Recurrent hypersomnia

In 1936 Levin(21) described a syndrome of periodic somnolence and morbid hunger occurring exclusively in males, starting in the second decade, and characterized by attacks of somnolence lasting several days or weeks, associated with abnormal behaviour, including overeating and sexual disinhibition, and various mental features such as irritability, mild confusion, incoherent speech, and at times hallucinations. In 1942 Critchley and Hoffmann (22) reported two more cases and coined the eponymous term Kleine-Levin syndrome.

Kleine-Levin syndrome is a rare condition; in our case statistics there were 19 subjects with this condition compared with 336 narcoleptics. Adolescent males are most commonly affected, but female cases are not unknown.
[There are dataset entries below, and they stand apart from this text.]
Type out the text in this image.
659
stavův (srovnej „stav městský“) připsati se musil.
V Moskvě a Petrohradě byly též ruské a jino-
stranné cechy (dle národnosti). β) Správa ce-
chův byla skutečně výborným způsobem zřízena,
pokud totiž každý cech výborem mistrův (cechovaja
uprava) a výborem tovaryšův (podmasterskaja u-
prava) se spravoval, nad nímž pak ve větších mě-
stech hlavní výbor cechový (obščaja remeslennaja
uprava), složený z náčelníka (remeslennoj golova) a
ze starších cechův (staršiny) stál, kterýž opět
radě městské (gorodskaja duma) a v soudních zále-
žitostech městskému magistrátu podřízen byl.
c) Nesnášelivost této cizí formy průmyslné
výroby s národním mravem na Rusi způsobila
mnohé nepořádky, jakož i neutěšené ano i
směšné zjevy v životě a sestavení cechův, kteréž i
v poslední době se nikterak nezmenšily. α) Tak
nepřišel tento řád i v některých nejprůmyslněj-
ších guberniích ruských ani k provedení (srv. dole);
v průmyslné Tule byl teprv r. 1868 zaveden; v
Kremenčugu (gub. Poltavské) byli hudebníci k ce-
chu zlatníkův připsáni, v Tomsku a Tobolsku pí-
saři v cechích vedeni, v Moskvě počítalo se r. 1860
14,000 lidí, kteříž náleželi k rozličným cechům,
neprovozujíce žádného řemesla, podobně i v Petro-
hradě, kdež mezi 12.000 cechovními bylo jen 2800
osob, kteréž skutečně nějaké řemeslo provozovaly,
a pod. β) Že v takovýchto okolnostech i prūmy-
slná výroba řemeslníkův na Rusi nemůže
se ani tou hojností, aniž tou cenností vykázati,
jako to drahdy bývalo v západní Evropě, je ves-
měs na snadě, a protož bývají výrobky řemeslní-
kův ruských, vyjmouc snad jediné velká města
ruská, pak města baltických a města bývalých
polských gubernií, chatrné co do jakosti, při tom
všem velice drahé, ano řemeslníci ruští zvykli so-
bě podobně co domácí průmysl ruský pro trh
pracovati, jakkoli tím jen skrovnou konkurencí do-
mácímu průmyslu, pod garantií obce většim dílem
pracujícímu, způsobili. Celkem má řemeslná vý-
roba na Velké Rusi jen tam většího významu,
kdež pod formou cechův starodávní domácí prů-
Excessive sleep develops either abruptly or gradually. The subject retires to his or her bedroom and almost refuses to leave it. Sleep is either calm or agitated. Abnormal behaviours, overeating, and sexual disinhibition are generally viewed as compulsive. Patients eat all food within sight, even if it is of poor quality. Manifestations of hypersexuality, indiscriminate sexual advances regardless of age and sex, and/or overt masturbation are reported in one-third of males and less often in females. Mental disturbances are of varying types. Irritability is the most frequent symptom, then a feeling of unreality, and less often confusion and/or visual or auditory hallucinations. The duration of episodes varies from 1 day to 3 to 4 weeks and the interval between episodes varies from less than a month to several months. Between episodes physical examination is normal. There is no consistent personality disorder.

Positive diagnosis of the Kleine-Levin syndrome is based on clinical features and not on laboratory investigations.

According to Critchley,(23) the natural history of the Kleine-Levin syndrome follows a decreasing course and attacks eventually cease. However, cases have been reported in which the symptoms have persisted for over 20 years.

Treatment includes symptomatic and preventive measures. The former are oriented towards cessation of the hypersomniac episodes, and rely on stimulant or awakening drugs, the effectiveness of which does not generally exceed a few hours or so. The latter have to be considered when hypersomniac episodes are frequent enough to disturb personal and family life. Positive results have been recorded with carbamazepine, valpromide, and lithium carbonate.